Su Shi rota, les yeux encore pleins de satisfaction : « Pas un poisson en vue, et pourtant le goût du poisson est partout. Le terme “parfum de poisson” n'est vraiment pas exagéré. Seulement… »

Il souleva une lanière de piment et interrogea : « Cette lanière rouge a le goût du schisandra, l'aspect du schisandra, et pourtant son piquant et son intensité sont dix fois supérieurs à ceux du schisandra. Je me demande ce que c'est ? »

Le piment n'est entré dans l'alimentation du peuple que des siècles plus tard. Les gens des Song n'en avaient certainement jamais vu.

Wu Ming avait anticipé cette question et avait une réponse prête, répondant calmement : « C'est le piment secret de la maison, utilisé pour rehausser la saveur. »
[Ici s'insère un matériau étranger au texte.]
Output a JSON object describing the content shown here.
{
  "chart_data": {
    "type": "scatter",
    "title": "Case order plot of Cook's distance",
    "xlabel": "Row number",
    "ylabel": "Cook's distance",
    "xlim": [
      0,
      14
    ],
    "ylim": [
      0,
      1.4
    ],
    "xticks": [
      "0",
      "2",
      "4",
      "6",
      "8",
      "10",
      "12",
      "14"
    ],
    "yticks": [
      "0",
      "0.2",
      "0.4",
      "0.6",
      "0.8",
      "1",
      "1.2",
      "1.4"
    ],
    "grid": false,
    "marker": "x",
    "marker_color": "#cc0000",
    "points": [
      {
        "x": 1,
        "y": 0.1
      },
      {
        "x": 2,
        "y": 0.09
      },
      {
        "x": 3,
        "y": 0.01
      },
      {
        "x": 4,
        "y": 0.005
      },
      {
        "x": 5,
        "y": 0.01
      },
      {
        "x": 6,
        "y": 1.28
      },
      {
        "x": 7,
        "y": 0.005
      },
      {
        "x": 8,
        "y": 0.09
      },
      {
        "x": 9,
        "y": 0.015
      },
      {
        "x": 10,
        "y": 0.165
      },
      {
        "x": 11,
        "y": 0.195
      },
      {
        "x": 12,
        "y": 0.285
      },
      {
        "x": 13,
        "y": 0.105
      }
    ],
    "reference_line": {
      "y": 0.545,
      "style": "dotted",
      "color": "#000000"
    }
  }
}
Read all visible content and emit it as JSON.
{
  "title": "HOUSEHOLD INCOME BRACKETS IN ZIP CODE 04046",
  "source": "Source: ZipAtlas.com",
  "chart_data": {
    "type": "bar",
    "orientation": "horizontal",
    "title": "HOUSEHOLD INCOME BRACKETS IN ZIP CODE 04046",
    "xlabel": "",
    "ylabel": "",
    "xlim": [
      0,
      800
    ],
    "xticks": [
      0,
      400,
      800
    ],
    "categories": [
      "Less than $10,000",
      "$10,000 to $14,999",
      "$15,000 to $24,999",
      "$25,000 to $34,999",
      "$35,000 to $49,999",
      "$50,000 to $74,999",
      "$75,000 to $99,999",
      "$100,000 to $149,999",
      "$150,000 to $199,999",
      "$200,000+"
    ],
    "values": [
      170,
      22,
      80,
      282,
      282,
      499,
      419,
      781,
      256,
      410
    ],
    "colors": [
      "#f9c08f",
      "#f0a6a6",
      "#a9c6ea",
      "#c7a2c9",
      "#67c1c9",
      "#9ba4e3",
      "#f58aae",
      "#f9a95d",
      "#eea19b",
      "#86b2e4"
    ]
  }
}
Traditionnellement, le porc effilé au parfum de poisson doit se faire avec des piments rouges saumurés, mais comme le palais des gens des Song était plus doux que celui des modernes, il avait utilisé un piment plus léger.

Comme dit le proverbe, il n'y a pas de goût fixe en cuisine : ce qui convient au palais est précieux. Ajuster la saveur des plats traditionnels au palais local est une compétence essentielle du cuisinier.

Ce n'était pas difficile ; après tout, les cuisiniers sichuanais sont les meilleurs pour l'assaisonnement.

« Piment… »

Su Shi répéta le mot nouveau, puis sortit sa bourse de ceinture et appela le patron pour régler, l'assurance un peu vacillante, le regard particulièrement coupable en direction de son frère.

Su Zhe, complètement inconscient de tout cela, tenait encore son thé médicinal glacé qui diminuait, le sirotant lentement, en songeant à quel point ce serait merveilleux d'avoir du riz garni et du thé médicinal chaque jour.